Sysmex Europe GmbH announced today that LYNOAMP CK19 E , part of OSNATM  method using a molecular biological technique for cancer diagnostics, is the first Sysmex product to be certified by a notified body under the new European In Vitro Diagnostic Medical Devices Regulation (IVDR)  on 4 June 2021.
IVDR demands greater clinical evidence and a more stringent review of technical documentation and supporting evidence. Manufacturers of in vitro diagnostic medical devices are obliged under IVDR to obtain a notified body certification of the technical documentation and quality management system for their devices.
Since IVDR enforcement in May 2017, Sysmex has been working tirelessly to rapidly respond to the new regulation and to promptly obtain the IVDR certification for its products. The efforts are recognised with this first major milestone when the company acquired IVDR certification in Europe from the notified body TÜV SÜD Product Service GmbH for LYNOAMP CK19 E as a risk class C in vitro diagnostic medical device.
“This is a significant achievement for Sysmex and confirms our position as front-runners in the IVD industry with our prompt response to the latest changes in the European regulatory landscape,” says Alain Baverel, President & CEO at Sysmex Europe.
“The level of scrutiny that a risk class C, IVD product such as LYNOAMP CK19 E is under is enormous.
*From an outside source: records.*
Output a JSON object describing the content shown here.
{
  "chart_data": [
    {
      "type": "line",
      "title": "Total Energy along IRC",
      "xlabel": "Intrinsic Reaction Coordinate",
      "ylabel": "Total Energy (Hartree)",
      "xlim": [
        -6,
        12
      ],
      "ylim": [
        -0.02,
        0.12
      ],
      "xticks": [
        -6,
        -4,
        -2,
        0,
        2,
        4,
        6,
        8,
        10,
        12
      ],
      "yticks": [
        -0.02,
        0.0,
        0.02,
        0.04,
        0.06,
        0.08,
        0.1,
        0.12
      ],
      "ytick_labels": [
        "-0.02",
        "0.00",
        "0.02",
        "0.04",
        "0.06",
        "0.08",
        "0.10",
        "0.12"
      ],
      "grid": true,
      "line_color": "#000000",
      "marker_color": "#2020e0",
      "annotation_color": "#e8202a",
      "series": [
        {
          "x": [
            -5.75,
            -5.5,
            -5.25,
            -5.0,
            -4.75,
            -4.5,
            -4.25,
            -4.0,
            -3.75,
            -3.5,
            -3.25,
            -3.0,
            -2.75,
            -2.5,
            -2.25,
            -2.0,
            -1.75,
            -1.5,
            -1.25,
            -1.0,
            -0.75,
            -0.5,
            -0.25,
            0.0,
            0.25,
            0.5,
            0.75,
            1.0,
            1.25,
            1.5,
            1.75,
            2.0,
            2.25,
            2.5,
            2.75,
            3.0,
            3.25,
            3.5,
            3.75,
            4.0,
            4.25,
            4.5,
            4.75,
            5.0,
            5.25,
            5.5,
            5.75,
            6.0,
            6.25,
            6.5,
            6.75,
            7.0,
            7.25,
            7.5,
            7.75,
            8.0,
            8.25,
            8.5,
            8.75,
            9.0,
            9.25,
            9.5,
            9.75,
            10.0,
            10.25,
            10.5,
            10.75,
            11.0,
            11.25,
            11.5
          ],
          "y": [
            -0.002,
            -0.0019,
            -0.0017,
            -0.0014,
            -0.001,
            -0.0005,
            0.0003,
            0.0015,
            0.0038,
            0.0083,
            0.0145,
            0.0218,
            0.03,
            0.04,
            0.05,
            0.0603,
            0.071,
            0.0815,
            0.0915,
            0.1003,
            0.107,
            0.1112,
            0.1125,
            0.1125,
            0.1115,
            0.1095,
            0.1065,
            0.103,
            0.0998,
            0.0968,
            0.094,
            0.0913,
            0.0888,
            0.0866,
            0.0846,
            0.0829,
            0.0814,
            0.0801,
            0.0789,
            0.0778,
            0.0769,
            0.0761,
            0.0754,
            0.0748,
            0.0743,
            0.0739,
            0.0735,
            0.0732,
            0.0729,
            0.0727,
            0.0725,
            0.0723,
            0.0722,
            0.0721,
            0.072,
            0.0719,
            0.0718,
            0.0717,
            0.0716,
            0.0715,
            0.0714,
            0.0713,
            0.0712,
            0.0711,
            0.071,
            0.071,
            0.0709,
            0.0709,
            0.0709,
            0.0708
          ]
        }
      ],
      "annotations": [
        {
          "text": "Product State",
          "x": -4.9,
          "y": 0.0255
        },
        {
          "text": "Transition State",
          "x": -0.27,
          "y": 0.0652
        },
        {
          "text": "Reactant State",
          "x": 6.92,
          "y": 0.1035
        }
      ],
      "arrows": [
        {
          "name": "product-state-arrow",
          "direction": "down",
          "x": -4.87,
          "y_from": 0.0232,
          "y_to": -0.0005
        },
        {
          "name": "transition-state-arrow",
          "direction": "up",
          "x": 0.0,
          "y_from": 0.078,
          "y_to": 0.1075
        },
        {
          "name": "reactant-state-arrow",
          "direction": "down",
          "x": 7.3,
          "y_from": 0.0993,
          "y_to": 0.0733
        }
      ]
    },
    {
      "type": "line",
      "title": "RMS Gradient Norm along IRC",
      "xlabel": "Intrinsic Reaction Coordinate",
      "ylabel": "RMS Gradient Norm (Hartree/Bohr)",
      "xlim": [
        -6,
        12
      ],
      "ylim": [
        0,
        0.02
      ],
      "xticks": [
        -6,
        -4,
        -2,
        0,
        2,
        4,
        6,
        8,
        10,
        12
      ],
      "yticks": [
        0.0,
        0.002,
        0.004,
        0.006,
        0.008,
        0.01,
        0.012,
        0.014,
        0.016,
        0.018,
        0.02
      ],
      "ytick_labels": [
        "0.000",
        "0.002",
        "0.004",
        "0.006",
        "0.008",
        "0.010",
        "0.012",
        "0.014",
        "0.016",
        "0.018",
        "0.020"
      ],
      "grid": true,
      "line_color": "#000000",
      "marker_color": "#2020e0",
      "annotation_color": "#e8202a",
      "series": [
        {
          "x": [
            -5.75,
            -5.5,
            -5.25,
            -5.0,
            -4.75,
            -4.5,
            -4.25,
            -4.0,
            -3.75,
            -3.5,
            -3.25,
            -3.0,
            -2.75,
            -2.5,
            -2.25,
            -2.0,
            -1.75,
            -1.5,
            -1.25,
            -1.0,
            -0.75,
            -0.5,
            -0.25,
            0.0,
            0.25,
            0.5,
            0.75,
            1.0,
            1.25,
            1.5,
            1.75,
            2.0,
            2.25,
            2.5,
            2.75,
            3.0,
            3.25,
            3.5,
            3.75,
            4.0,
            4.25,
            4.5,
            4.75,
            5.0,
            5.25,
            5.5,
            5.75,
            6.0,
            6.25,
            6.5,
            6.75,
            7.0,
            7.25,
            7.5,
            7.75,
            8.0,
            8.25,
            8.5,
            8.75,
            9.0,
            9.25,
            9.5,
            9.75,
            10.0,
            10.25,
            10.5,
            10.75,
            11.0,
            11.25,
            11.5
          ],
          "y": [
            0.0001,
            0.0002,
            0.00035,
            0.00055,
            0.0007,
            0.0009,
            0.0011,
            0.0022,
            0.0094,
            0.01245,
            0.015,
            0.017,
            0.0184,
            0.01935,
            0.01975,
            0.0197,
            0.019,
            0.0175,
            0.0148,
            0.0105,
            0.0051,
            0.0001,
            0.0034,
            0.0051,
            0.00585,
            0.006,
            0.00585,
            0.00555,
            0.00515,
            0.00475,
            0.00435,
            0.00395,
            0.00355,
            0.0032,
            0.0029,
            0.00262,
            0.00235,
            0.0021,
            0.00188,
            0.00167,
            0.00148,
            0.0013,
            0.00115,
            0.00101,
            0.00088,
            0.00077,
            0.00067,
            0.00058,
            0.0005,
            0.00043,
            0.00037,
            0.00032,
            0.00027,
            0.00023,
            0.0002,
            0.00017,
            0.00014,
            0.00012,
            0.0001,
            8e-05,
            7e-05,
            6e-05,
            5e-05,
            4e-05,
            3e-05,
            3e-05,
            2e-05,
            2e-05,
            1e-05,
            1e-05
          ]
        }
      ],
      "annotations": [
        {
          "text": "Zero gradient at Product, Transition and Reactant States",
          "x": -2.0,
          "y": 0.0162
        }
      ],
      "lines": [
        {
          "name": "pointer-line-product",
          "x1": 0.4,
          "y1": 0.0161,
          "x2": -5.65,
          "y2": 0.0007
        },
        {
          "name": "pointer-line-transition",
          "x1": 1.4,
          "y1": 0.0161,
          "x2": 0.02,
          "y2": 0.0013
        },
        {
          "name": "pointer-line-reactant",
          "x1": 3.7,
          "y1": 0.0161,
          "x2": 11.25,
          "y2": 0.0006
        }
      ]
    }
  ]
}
The biggest step is taken, and we have paved the way,” continues Samantha Giangregorio, Vice President Life Science at Sysmex Europe.
Going forward, Sysmex confirms its commitment and diligence in acquiring IVDR-mandated certification for required IVD products in the European market, and to continue to contribute to healthcare by providing high-quality, high-medical-value products to customers.
- LYNOAMP CK19 E:
In vitro diagnostic reagent kit for quantification of CK19 mRNA in surgically removed lymph node(s) lysate of breast, colorectal and gastric cancer patients.
Abbreviation for One-Step Nucleic Acid Amplification. An in vitro diagnostic test of metastasis size and metastatic tumour burden in the lymph node(s) of cancer patients.
In Vitro Diagnostic Medical Devices Regulation (IVDR):
Also referred to as Regulation (EU) 2017/746, the IVDR is the new EU regulation that applied to the marketing, sales and distribution of in vitro diagnostic medical devices and accessories for human use in the European market.